Video
In the first room of this double debut, Dawit L. Petros obliquely evokes his own experience as an Eritrean emigrant to Canada. A photograph found on the Internet of two black climbers flanking a wooden “welcome” sign in the snows of Mount Kilimanjaro, for example, is juxtaposed with two larger photos by the artist himself: One shows a wordless replica of the sign erected on the frozen tundra near Churchill, Manitoba. The other features a dark-skinned hand holding out a mountain-shaped pile of salt over a California salt flat. A horizon line shared by all three pictures continues on an adjacent wall as a division between areas painted blue and white, which miraculously become an expansive, abstract landscape. A video synopsizes the artist’s winter train trip to Churchill, along Hudson Bay, subtly interweaving nature, displacement and whiteness—both literal and metaphorical.

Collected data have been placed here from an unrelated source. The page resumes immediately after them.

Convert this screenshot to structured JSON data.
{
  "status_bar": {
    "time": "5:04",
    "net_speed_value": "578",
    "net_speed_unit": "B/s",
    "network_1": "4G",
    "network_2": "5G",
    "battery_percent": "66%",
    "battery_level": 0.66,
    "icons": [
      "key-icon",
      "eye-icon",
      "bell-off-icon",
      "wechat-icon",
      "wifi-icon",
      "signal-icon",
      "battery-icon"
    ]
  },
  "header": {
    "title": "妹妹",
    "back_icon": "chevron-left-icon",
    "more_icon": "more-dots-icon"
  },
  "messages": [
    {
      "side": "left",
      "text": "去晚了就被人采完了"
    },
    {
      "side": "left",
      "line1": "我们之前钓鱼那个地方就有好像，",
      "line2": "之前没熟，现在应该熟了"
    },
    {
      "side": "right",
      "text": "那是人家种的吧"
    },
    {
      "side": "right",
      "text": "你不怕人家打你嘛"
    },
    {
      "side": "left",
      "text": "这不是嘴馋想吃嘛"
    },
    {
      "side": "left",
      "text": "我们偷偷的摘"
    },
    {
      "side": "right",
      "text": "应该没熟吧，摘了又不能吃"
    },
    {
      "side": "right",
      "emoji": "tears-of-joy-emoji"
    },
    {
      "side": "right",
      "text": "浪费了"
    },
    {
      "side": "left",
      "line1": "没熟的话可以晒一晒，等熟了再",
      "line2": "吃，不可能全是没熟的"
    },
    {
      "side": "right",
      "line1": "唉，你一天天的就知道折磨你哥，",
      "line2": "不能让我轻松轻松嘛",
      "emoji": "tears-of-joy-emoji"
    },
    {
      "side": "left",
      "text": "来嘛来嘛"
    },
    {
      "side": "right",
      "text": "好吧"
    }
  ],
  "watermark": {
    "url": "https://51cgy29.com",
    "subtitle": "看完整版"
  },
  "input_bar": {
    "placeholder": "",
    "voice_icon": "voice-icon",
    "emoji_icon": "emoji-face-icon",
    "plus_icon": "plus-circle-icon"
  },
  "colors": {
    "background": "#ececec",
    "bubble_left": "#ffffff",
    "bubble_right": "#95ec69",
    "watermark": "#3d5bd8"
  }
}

In the next gallery, Bryan Jackson casts two Bratz dolls in Softly, a shorthand gay love story in the form of a music video. Accompanied by an electronica soundtrack, the video features a meet-cute via instant-messaging and a shower scene. Jackson films his vapid, big-eyed actors in pitch-perfect sets, including the doll-sized bedroom (exhibited in the gallery), outfitted with a miniature Eames chair, an orange messenger bag on the carpeted floor, and a bookshelf with tiny volumes on Derek Jarman. At the end of the video, the camera pulls back to reveal a klieg light and one of the dolls in a director’s chair, suggesting a metafiction that is both preposterously campy and strangely affecting.